U.K. Charity Urges Ramp-Up in Superbug Research


Drug-resistant superbugs could make routine medical procedures impossible in as little as a decade, warned the head of Antibiotic Research UK. The charity's chief executive, Professor Colin Garner, tells Newsweek that the cause is as important as the fight against cancer.

"Antibiotic therapy underpins all hospital-based medical treatments," Garner says. "If somebody is thinking about giving money to one charity or another, I would say: 'Look, while you might want to help cancer research for example, without antibiotics, cancer treatment can't be undertaken'."

The charity says it would be disastrous to ignore the fight against antimicrobial resistance (AMR), which the World Health Organisation has called the "single greatest challenge in infectious diseases today".

Last week, the organization issued a report that revealed a majority of countries are woefully unprepared for the fight against superbugs, meaning diseases such as pneumonia, tuberculosis, malaria and HIV will become increasingly hard to treat. Only 34 countries out of the 133 surveyed have comprehensive plans to tackle antibiotic resistance and prevent a superbug infection.

Garner says governments around the world must provide more funding for research into new drugs, which can break down AMR, singling out the UK government's need to "get their priorities right". The UK government ordered a review into AMR in 2014, with Prime Minister David Cameron warning: "If we fail to act, we are looking at an almost unthinkable scenario where antibiotics no longer work and we are cast back into the dark ages of medicine."

The threat of superbugs has been blamed on the over-prescription of antibiotics, causing bugs to evolve resistance, and experts have called for a reduction in their use.

The model for developing drugs that must only be used sparingly therefore lacks a profit motive, according to Garner.
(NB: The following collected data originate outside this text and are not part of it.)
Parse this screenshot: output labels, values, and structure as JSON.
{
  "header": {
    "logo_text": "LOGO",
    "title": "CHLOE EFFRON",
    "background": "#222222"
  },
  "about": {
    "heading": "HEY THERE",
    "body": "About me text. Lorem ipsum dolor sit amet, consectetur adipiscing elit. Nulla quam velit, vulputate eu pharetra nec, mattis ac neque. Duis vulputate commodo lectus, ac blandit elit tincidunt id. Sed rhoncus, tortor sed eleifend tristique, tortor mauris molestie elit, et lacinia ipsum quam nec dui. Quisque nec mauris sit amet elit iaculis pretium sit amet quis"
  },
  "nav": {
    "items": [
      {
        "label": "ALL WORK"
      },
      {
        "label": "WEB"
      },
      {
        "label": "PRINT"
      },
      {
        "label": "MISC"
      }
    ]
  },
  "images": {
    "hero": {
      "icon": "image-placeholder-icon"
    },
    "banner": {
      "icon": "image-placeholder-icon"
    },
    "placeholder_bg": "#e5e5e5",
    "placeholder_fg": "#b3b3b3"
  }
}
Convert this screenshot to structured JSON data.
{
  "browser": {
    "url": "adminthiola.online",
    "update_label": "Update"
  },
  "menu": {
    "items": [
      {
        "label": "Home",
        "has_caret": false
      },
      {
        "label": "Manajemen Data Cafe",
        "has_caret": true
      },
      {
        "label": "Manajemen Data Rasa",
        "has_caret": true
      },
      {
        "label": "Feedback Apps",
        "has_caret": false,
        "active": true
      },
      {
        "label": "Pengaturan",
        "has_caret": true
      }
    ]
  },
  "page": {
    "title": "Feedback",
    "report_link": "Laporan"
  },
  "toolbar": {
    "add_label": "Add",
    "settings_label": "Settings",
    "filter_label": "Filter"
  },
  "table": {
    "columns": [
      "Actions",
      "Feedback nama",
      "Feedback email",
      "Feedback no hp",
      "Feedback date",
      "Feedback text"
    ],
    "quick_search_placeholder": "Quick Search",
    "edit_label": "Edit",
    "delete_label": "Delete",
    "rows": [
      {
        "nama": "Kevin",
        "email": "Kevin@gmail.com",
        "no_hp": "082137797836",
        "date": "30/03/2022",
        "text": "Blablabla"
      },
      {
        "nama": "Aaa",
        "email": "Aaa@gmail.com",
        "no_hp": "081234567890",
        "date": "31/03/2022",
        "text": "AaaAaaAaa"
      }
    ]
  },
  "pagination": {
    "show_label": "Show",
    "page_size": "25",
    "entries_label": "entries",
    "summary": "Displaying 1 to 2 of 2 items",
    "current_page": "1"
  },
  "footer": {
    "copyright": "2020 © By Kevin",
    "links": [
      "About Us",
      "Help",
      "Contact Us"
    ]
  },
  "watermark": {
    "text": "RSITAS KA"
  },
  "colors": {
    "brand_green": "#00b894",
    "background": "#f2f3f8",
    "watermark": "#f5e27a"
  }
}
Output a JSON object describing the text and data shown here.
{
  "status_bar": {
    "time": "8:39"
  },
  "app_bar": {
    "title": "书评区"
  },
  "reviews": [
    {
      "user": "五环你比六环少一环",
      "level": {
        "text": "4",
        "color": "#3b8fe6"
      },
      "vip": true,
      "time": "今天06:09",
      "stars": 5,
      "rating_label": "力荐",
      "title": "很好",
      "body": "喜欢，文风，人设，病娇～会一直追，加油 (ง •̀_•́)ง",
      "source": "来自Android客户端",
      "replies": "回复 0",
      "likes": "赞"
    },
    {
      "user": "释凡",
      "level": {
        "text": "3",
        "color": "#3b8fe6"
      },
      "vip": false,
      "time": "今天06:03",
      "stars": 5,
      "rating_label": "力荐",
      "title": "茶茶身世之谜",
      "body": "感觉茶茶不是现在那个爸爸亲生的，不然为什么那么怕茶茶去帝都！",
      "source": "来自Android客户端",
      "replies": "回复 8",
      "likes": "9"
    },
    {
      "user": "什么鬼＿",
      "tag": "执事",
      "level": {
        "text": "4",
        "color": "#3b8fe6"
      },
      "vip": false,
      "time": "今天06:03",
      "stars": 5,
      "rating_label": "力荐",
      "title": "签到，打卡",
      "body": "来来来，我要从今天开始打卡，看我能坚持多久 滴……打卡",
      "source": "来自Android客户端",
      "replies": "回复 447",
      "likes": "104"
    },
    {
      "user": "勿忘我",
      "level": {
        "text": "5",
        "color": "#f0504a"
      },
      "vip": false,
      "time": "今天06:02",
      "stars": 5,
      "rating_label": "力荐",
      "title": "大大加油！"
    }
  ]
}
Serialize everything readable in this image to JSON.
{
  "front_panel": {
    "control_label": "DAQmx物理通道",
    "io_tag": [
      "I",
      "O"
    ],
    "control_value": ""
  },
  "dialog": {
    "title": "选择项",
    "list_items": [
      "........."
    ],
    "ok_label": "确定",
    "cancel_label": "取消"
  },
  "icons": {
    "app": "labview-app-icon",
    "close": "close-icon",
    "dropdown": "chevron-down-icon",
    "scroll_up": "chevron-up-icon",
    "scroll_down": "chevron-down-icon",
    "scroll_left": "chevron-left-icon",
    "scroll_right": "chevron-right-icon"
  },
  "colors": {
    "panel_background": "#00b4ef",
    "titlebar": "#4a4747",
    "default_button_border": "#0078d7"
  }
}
The charity, which is made up of scientists from 15 British universities along with a number of pharmaceutical companies, has so far raised just £100,000 of the £30m is needs to produce a new antibiotic by 2020.

"The pharmaceutical industry works on a sort of unit model of selling as many tablets and pills as possible. They don't work on a model where the pills sit on a shelf and aren't used, but that's what society needs," he says. "You're left with this big black hole where the industry has pretty much pulled out, so a charity is well-placed to try and pick up the slack," he adds.

It plans to combine existing antibiotics with other readily available drugs which would break the immunity built up by the superbugs, and allow the antibiotics to work once again. It's a "conveyor belt approach", says Garner. "If you crack it once, you can churn out new resistance breakers very easily."

But as a small outfit, and one that relies on charitable donations and grants, Garner says there is only so much one charity will be able to achieve. Ultimately, he says "we would like to see a network of similar charities around the world," adding, "we will only solve this global problem with global collaboration."